Twin green daggers sprouted from his hands. The monster didn't even have a chance to retaliate, its head split from its neck with a resounding slice. The faltering groan of death emerged from its lips before it found itself firmly planted and kissing the ground. Within a matter of seconds, Uncle Erik had disposed of the monster.

Its body slowly withered into yellow dust, leaving behind a rotting smell.

Thud!

The telltale sound of a body slapping against the ground tore Aris' eyes away from the dead remains of the monster, and towards the limp body of his uncle Erik.

"Uhhg..."

'That's more like him.', Aris noted as he leered over Erik's body apprehensively.

"He looks less impressive when he's not flying through the air." The debilitated voice of his saviour sounded. Although in their brief interaction he had been quite flagrantly blunt, Aris was glad to see he was alright.

"Water person!"

"I am not a...water person.", he said with his arms folded across his chest, "I'm a water spirit, and my name is Zael."

"What's a water spi-"

"Aristaeus!", a worried shrill in the form of his mother's voice shocked Aris into speechlessness.

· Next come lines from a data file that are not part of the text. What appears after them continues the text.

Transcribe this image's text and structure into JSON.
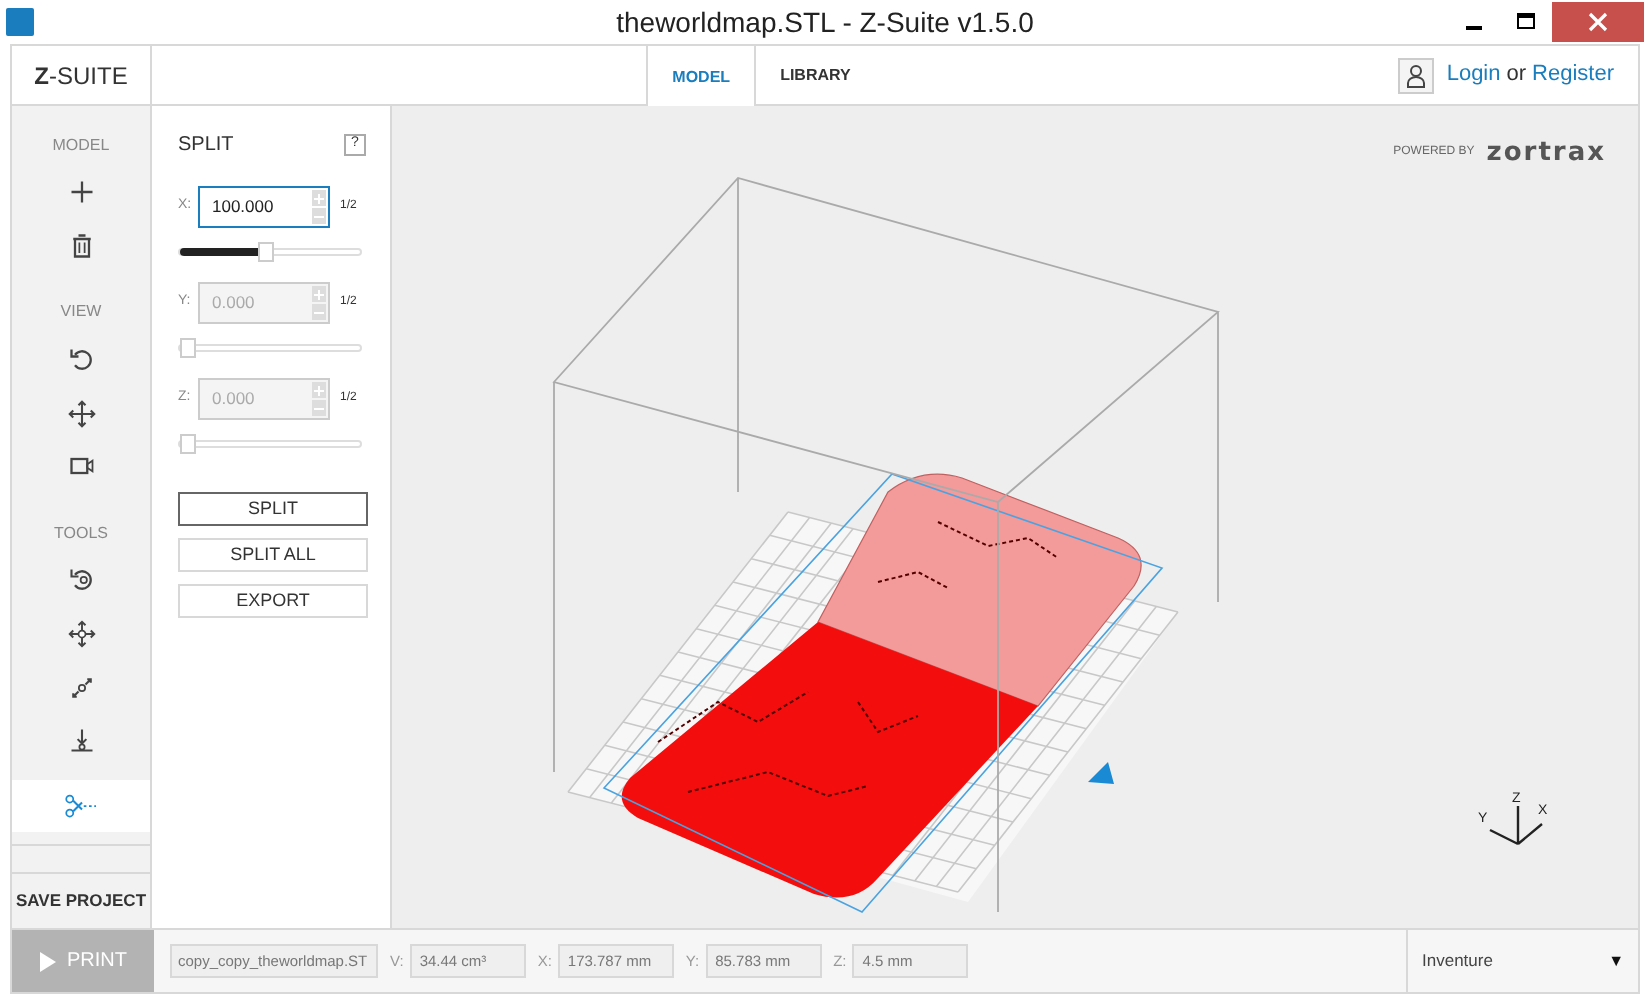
{
  "window": {
    "title": "theworldmap.STL - Z-Suite v1.5.0"
  },
  "app_logo": "**Z**-SUITE",
  "tabs": [
    {
      "label": "MODEL",
      "selected": true
    },
    {
      "label": "LIBRARY",
      "selected": false
    }
  ],
  "account": {
    "login": "Login",
    "or": "or",
    "register": "Register"
  },
  "toolbar": [
    {
      "title": "MODEL",
      "tools": [
        {
          "kind": "plus",
          "selected": false
        },
        {
          "kind": "trash",
          "selected": false
        }
      ]
    },
    {
      "title": "VIEW",
      "tools": [
        {
          "kind": "rotate",
          "selected": false
        },
        {
          "kind": "move",
          "selected": false
        },
        {
          "kind": "camera",
          "selected": false
        }
      ]
    },
    {
      "title": "TOOLS",
      "tools": [
        {
          "kind": "rotatemodel",
          "selected": false
        },
        {
          "kind": "movemodel",
          "selected": false
        },
        {
          "kind": "scale",
          "selected": false
        },
        {
          "kind": "drop",
          "selected": false
        },
        {
          "kind": "scissors",
          "selected": true
        }
      ]
    }
  ],
  "save_project": "SAVE PROJECT",
  "print": "PRINT",
  "split_panel": {
    "title": "SPLIT",
    "help": "?",
    "axes": [
      {
        "label": "X:",
        "value": "100.000",
        "half": "1/2",
        "disabled": false,
        "level": 0.47
      },
      {
        "label": "Y:",
        "value": "0.000",
        "half": "1/2",
        "disabled": true,
        "level": 0
      },
      {
        "label": "Z:",
        "value": "0.000",
        "half": "1/2",
        "disabled": true,
        "level": 0
      }
    ],
    "buttons": [
      {
        "label": "SPLIT",
        "focused": true
      },
      {
        "label": "SPLIT ALL",
        "focused": false
      },
      {
        "label": "EXPORT",
        "focused": false
      }
    ]
  },
  "viewport": {
    "powered_by": "POWERED BY",
    "brand": "zortrax",
    "axis_labels": [
      "Y",
      "Z",
      "X"
    ]
  },
  "status_bar": {
    "file": "copy_copy_theworldmap.ST",
    "fields": [
      {
        "label": "V:",
        "value": "34.44 cm³"
      },
      {
        "label": "X:",
        "value": "173.787 mm"
      },
      {
        "label": "Y:",
        "value": "85.783 mm"
      },
      {
        "label": "Z:",
        "value": "4.5 mm"
      }
    ],
    "printer": "Inventure",
    "dropdown_arrow": "▼"
  }
}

Aris' chest became heavy and lined with dread. 'The monster's still alive! Or it had a friend! We're doomed, Uncle Erik's still on the floor and Zael is tired from fighting. I'm dead.'

He quickly adopted a stooped posture, and readied himself for impact - it was only a matter of seconds before he was flattened.

And so he was.

But only by his mother.

"Argh!", Aris screamed, blissfully unaware that his attacker wasn't mauling him, but instead kissing him repeatedly out of relief.

"My darling Aris.", Stella murmured as she held her son in a tight embrace, her eyes sparkling with unshed tears.

"Mum?"

Aris sat languidly on the couch. The whole ordeal had overwhelmed him to the point that he was just waiting for the next bizarre encounter to happen.

"This is my life now...", he sighed.

"He's too young!", Aris heard his mother shout from the kitchen, before subduing her volume and continuing in hushed tones.

Erik responded just as hushed, but it was clear to Aris that the subject of their quarrel was him. Quite honestly, it annoyed him. They were keeping things from him, they seemed to have been doing so for a long time - but who were they to do that!

He rose from the couch and turned on his heels - desperate to join their little tiff.

"Too young for what?", Aris said as he burst through the door. His ribs tightened from anger. "What are you not telling me?"

"Aris...", Stella attempted to placate the obviously irate boy, but he continued nonetheless.

"No!", he channelled a hard gaze at his mother, his ears flushed with irritation, "Whatever it is, I deserve to know."

"You're too young.", Stella reinforced once more, her expression mirroring his as they both stared at each other defiantly.

"11 years old!", Erik interjected. "We started just as young!"

"But he doesn't have to!", Stella yelled, throwing her hands into the air. "What we went through, and what we're still doing - he needs no part in it!"

"Even with his heritage?", Erik pressed on, "We both know that's not possible."

"You know, it doesn't make me feel any better-", Aris scowled. When met with the two adult's befuddled glances - he elaborated. "Talking about me as if I'm not here. Like any questions I might have don't matter to you."

Then, Stella's expression changed - the hard lines that framed her face softened as she knelt so that she would be eye-level with Aris. "I'm sorry, hun. Everything's just...complicated now. Everything we didn't want to happen, is happening."

"But what is it?", Aris whined, "What's happening?"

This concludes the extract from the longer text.